Best Practices Guide for Incoming and Outgoing Content Filters

Introduction

Content Filters allow you to inspect the intricate details of an Email and take Actions (or no Action) on the Email. Once the Incoming or Outgoing Content Filter is created, you apply it to an Incoming or Outgoing Mail Policy. When any Email matches the Content Filter, the "Content Filters" Report on the Cisco Email Security Appliance (ESA) and Security Management Appliance (SMA) will be able to show you all emails that matched any Content Filter. Therefore, even if no action is taken, it is an excellent way to obtain valuable information about the type of emails entering and leaving your organization - allowing you to “Pattern” your email flow.

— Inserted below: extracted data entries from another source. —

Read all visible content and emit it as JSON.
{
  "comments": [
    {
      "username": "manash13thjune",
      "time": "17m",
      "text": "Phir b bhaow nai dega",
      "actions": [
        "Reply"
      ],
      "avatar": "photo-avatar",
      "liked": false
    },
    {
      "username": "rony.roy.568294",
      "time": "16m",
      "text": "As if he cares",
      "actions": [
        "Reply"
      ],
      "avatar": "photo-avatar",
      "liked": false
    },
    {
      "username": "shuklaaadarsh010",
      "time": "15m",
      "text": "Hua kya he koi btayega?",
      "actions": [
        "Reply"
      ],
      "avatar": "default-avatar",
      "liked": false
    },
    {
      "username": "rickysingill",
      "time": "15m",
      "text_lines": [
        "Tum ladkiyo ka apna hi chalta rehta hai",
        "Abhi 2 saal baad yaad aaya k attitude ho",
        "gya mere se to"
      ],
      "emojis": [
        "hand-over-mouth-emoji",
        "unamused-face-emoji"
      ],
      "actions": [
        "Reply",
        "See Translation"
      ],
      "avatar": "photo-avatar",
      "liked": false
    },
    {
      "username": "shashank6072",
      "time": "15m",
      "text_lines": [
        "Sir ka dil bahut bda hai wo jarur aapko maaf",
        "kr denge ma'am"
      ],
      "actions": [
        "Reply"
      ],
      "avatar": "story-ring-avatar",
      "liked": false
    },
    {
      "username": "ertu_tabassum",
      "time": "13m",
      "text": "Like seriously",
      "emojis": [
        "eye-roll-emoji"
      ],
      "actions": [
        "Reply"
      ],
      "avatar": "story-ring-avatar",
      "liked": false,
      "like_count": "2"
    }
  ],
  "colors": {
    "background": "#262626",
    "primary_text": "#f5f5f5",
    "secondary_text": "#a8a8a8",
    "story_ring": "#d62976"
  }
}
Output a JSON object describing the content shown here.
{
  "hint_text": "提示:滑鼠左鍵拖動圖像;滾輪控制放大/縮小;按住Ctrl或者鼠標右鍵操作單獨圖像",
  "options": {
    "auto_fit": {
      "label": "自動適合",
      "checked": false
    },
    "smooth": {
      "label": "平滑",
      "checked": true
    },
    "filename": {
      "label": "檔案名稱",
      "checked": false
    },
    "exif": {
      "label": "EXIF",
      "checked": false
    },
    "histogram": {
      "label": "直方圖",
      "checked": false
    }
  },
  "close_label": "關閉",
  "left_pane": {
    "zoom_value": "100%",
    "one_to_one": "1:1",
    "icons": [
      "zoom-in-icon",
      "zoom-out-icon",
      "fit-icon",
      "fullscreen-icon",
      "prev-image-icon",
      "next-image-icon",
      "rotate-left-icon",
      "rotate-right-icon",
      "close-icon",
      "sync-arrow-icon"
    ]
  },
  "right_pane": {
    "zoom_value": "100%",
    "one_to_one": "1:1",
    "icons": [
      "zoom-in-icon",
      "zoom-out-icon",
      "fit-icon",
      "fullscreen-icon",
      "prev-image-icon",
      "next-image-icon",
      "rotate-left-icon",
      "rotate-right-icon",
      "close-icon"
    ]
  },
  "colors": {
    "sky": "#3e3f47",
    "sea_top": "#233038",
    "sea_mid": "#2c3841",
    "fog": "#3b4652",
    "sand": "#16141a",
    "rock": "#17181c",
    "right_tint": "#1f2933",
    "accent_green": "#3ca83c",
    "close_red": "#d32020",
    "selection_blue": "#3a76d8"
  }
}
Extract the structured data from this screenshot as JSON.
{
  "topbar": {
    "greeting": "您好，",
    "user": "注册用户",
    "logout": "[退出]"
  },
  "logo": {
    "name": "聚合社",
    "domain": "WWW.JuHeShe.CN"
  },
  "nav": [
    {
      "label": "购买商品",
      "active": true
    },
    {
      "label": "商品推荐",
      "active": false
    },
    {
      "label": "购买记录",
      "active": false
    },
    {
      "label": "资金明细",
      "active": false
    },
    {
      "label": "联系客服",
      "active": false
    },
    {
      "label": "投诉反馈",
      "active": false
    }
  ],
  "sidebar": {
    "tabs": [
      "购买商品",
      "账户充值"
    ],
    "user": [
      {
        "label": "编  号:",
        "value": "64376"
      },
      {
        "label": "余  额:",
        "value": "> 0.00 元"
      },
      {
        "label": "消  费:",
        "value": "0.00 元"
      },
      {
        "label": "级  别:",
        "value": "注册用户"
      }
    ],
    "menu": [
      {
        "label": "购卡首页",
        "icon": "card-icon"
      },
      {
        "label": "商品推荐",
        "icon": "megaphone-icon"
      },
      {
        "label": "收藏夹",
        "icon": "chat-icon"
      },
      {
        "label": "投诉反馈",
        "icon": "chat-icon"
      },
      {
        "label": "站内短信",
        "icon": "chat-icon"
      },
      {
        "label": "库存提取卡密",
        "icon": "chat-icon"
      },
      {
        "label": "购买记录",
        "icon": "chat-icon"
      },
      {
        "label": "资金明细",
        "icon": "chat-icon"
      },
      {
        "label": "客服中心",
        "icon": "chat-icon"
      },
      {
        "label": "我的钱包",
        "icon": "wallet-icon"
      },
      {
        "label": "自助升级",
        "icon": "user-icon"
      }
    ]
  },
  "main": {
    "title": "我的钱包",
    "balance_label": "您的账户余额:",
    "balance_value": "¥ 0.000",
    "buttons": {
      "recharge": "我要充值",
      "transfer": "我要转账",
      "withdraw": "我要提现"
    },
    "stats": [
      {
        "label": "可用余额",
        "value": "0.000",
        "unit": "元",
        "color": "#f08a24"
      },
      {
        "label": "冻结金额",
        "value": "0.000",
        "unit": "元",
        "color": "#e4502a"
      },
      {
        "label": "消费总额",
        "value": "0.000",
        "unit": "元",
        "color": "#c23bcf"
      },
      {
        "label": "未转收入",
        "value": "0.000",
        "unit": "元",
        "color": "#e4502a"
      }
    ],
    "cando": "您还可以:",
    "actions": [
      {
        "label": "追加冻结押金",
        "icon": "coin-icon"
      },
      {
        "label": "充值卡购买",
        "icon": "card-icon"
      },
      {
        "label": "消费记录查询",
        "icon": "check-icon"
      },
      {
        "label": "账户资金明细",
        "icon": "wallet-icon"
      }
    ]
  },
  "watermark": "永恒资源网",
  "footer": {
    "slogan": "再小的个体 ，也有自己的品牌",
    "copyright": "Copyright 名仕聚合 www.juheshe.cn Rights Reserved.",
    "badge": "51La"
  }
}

As there are many different Content Filter "Conditions" and "Actions", this document will step you through some very common and recommended Incoming and Outgoing Content Filters.

Overview of steps

Step 1: Import the needed dictionaries

This document will provide the steps necessary for you to implement some Best Practices Incoming and Outgoing Content Filters. The Content Filters we are going to create will reference a few dictionaries - so we will need to import those dictionaries first. The ESA ships with the dictionaries and you merely need to import them into the configuration in order to reference them in the Content Filters we will create.

Step 2: Create Centralized Quarantines

For most of the Content Filters, we will create, we will set the "Action" to Quarantine the Email (or a copy of the Email) into a specified designated custom (new) Quarantines — and therefore, we need to first create those Quarantines on the SMA — as this document assumes you have enabled Centralized PVO (Policy, Virus, and Outbreak) Quarantines between the ESA and SMA.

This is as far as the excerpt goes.